1 ...8 9 10 12 13 14 ...27 Alle hasteten in ihre Zimmer und fingen an, ihre Habseligkeiten zusammenzuraffen. Loyd klemmte seine wichtigsten Bücher unter den Arm und stopfte diese, seinen Studentenschal, sämtliche Laborutensilien und den Metalldetektor in seine Schultertasche und begab sich daraufhin vor das Zimmer seiner Schwester nebenan. Währenddessen sprach er eine Lichtmail für Ankerbelly, in der er ihm flüchtig die Umstände in Hildenberge erläuterte. Seine Eltern waren noch immer oben in ihrem Schlafzimmer.
»Keli, bist du bereit? Lass das Blattspiel liegen! Das kannst du unmöglich mit nach Lichterloh nehmen.«
»Du verstehst das nicht«, erwiderte Keli knapp, wobei sie fieberhaft versuchte, hunderte Spielkarten, die überall auf dem Zimmerboden verteilt lagen, zu bündeln und in eine kleine Stofftasche zu stopfen. »Dafür habe ich mein ganzes Leben lang gespart.«
Plötzlich gab es einen markerschütternden Knall, und das ganze Haus erbebte bedrohlich.
»Ach du zwickendes Schmelzwasser!«, entfuhr es Loyd mit panischer Stimme.
Das Geräusch von zerberstendem Holz war zu hören, und Wasser fing an, durch Risse an der Decke zu strömen.
»MAM, PAPS, NEIN!«, brüllte Keli und stürmte Richtung Treppe los, die ins obere Geschoss führte. Doch Loyd war schneller. Im Bruchteil einer Sekunde signalisierte sein ausgeprägter Überlebensinstinkt, was zu tun war, und gerade noch rechtzeitig konnte er seine Schwester von hinten packen. Er umklammerte sie um die Hüfte und, obwohl Keli wie verrückt zappelte, hob Loyd sie auf und bugsierte sie grob die Treppe ins Erdgeschoß hinunter. Kelis halb gefüllter Rucksack und Loyds Unitasche waren im mittleren Stock liegen geblieben. Nun sprudelte auch schon eisiges Wasser durch alle möglichen Rinnen und Öffnungen ins Erdgeschoß hinunter. Loyd stieß mit dem Fuß die hölzerne Haustür auf, worauf eine eiskalte, kristallblaue Wasserwelle über sie hinwegbrandete. Nach der ersten Flut war der Wasserstand noch kniehoch. Vor ihnen erstreckte sich der altbekannte unförmige Eistunnel, der nach ein paar Metern nach links weg bog. Loyd warf Keli, die wild um sich schlug, vor sich ins Wasser. Keli sprang sofort wieder auf. Sie wollte zurück ins Haus jagen und rammte Loyd dabei in die Bauchgegend, woraufhin dieser ihr einen zünftigen Haken verpasste. Keli flog rücklings ins eisige Wasser.
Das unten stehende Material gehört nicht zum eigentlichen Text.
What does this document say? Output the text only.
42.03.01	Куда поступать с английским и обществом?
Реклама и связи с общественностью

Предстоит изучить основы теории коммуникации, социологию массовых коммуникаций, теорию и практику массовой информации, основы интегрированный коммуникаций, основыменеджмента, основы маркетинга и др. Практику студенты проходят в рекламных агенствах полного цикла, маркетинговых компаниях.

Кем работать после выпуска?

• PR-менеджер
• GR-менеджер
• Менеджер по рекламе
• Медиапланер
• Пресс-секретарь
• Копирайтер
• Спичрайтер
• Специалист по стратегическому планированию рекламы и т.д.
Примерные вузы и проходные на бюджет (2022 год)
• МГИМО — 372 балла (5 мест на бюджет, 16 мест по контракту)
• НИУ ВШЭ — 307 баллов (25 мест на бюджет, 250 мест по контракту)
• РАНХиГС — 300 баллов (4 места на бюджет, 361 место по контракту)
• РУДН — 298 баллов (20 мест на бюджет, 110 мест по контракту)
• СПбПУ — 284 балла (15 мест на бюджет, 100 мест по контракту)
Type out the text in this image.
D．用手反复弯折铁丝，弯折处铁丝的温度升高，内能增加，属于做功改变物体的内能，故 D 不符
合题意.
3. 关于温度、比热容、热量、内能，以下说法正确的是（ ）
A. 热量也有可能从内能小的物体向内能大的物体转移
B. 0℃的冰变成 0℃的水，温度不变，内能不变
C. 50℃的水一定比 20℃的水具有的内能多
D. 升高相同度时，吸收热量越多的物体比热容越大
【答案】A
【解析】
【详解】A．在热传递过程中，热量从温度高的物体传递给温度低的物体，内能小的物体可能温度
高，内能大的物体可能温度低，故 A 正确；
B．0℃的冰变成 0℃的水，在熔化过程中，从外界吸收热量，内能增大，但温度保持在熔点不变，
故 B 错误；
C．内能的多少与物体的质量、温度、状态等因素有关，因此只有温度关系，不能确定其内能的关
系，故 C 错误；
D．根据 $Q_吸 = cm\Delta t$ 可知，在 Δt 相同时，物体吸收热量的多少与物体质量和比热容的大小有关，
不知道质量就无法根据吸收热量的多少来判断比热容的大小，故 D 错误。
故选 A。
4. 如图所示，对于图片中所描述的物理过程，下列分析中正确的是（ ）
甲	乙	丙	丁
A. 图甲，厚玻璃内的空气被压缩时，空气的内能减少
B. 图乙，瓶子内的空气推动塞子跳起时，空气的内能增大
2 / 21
»Keli!« , brüllte Loyd mit vor Furcht verzerrter Grimasse. »Du Dummkopf, wir haben keine Zeit! Das Eis bricht über uns zusammen. Mam und Paps können wir jetzt nicht helfen.«
Er watete zu Keli, strich sich rasch mit dem Lichtkristall über die linke Handfläche und machte dann eine einhüllende Bewegung über Kelis Profil. Anschließend tat er dasselbe bei sich. Unterdessen wurden große Stücke Eis und Holz durch die Haustür getrieben.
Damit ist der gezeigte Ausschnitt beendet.